Les cours de change des grandes monnaies sont déterminés désormais dans un cadre mondial où la Chine joue un rôle très important. Dès lors, nous devons prendre en compte deux évolutions importantes. Tout d’abord, le yuan chinois a acquis à présent le statut de monnaie de réserve du FMI. Le géant communiste peut donc, par exemple, payer ses importations de pétrole dans sa propre devise et ne doit plus acquérir des dollars, ce qui réduit la demande de billets verts sur les marchés.
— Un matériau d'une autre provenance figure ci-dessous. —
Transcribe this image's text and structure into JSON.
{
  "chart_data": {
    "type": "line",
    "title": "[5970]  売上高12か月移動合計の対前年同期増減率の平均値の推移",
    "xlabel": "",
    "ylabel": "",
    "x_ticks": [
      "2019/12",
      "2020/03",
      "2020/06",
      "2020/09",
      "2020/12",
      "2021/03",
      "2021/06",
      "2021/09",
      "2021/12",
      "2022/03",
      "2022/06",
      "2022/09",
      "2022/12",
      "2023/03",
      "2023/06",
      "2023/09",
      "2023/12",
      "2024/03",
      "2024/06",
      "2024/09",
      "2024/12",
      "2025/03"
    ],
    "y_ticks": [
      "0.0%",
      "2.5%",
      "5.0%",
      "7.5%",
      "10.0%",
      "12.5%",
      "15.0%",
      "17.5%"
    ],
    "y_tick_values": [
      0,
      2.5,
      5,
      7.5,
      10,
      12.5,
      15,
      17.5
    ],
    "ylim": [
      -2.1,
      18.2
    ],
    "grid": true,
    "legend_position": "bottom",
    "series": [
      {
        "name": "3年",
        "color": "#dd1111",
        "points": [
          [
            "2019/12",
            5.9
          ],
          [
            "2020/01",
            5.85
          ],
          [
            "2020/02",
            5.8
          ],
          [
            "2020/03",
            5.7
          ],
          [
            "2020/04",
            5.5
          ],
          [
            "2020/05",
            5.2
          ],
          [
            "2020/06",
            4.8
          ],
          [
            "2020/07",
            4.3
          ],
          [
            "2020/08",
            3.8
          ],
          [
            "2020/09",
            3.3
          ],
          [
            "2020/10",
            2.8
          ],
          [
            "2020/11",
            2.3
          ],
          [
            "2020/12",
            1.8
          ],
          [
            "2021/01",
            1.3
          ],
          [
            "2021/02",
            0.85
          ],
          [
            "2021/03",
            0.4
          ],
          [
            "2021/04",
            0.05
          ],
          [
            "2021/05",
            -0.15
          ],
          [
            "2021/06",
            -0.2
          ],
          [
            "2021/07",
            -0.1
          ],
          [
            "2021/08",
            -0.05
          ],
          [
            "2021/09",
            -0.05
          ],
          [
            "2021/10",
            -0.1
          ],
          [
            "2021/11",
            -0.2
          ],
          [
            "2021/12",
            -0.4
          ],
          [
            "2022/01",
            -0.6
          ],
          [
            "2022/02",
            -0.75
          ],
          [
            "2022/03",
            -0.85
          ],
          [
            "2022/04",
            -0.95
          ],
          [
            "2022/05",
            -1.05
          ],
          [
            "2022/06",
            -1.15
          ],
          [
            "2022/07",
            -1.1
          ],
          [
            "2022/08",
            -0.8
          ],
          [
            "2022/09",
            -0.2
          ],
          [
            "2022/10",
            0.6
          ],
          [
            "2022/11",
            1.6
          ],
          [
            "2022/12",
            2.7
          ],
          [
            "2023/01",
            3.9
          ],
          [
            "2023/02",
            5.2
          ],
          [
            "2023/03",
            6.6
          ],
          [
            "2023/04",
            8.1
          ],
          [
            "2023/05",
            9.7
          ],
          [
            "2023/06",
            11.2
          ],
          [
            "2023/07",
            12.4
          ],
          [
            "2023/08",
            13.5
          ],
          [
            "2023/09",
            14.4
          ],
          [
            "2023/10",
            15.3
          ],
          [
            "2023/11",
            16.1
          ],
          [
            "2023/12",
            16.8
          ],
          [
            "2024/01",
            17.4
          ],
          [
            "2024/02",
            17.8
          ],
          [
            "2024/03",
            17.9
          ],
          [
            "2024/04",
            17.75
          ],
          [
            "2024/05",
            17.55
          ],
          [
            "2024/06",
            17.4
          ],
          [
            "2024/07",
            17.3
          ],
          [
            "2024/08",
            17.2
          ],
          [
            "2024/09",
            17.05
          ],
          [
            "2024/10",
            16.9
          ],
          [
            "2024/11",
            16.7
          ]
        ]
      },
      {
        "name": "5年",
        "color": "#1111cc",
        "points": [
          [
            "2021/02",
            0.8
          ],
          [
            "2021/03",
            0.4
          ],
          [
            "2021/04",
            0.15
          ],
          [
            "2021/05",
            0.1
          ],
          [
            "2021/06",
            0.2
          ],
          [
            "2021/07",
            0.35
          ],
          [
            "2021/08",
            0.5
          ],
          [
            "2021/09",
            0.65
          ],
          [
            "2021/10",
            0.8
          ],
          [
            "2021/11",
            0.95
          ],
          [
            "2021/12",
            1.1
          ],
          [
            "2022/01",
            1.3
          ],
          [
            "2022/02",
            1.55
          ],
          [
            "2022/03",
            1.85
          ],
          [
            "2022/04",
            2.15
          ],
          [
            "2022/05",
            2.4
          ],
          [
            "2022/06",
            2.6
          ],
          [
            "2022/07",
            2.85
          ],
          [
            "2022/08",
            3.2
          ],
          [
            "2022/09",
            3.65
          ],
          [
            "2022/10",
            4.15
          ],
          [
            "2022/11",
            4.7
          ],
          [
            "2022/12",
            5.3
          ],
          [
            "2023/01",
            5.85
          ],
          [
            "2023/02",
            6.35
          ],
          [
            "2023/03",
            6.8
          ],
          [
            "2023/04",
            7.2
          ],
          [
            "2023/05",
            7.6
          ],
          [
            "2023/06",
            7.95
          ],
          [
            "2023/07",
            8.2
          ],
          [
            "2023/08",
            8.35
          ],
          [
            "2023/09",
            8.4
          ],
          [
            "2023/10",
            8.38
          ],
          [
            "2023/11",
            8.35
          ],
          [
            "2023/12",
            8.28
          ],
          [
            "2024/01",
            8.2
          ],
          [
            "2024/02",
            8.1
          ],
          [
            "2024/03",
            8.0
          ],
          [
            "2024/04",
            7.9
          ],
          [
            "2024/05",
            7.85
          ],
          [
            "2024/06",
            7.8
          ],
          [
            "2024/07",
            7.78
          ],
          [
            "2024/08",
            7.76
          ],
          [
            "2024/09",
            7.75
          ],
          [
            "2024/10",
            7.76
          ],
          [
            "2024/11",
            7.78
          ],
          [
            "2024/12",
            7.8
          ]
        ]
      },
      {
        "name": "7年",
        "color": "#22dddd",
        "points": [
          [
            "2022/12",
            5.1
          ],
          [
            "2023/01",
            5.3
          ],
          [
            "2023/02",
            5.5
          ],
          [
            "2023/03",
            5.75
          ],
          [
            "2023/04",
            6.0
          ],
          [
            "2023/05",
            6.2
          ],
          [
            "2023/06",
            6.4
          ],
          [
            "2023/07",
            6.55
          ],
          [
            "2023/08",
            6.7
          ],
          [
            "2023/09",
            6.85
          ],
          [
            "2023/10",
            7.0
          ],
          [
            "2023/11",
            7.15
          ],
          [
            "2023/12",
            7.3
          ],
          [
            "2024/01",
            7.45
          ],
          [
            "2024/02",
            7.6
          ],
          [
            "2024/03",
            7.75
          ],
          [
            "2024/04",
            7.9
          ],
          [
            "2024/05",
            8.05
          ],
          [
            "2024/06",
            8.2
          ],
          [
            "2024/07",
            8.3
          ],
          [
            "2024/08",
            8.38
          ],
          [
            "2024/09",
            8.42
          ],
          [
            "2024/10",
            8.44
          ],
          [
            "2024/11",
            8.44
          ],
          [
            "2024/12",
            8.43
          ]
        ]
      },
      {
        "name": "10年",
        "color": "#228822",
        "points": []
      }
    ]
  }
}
Ensuite, la banque centrale chinoise ne doit plus, du fait de ce nouveau statut, constituer autant de réserves dans d’autres devises, comme le dollar et l’euro. Et c’est surtout la part du dollar qui diminue dans ses réserves. Ce n’était qu’une question de temps pour que ces évolutions se répercutent sur les marchés des changes. Il est vraisemblable à cet égard que les autorités chinoises aient voulu envoyer un double signal en vendant leurs dollars à un rythme accéléré au cours des dernières semaines. La probabilité d’une hausse à la fois du taux directeur américain et des taux d’intérêt à long terme outre-Atlantique a diminué considérablement ces derniers mois. Dès lors, vu l’écart croissant de taux d’intérêt par rapport au yuan, le coût d’opportunité de la détention de dollars a monté en flèche. Le second argument nous amène à examiner l’évolution historique du yuan par rapport à la devise américaine.

Graphique 3. Cours du dollar américain / yuan et compétitivité des États-Unis par rapport à la Chine

Après une période d’appréciation remarquable (ce qui a affecté sensiblement la compétitivité de la Chine), le yuan s’est fortement affaibli, revenant plus ou moins à son niveau de 2008.   L’économie chinoise a pu ainsi restaurer sa force concurrentielle. La réalisation de cet objectif a ouvert la porte à la réduction (progressive) des réserves de dollars de la banque centrale chinoise.  Après coup, l’explication tombe sous le sens mais il est très difficile d’en prévoir le calendrier exact.

Ces dernières semaines, les Bourses des marchés émergents ont réussi, non seulement à résister courageusement, mais aussi à redresser sensiblement leurs niveaux de cours, du moins en dollar. Ce mouvement se justifie d’ailleurs par une évolution similaire des cours du cuivre. En outre, la faiblesse du dollar exerce peu de pression sur les taux d’intérêt locaux, si bien que nous avons relevé progressivement notre position dans les marchés émergents, tout en la limitant toujours à l’Inde et à la Chine.

Les positions en actions restent surpondérées avec un accent (prononcé) sur les valeurs européennes. Nous n’étoffons que très progressivement nos positions obligataires, et uniquement quand cela s’avère indispensable. Les achats d’obligations restent limités à l’Italie et à l’Espagne, complétées par des obligations des marchés émergents.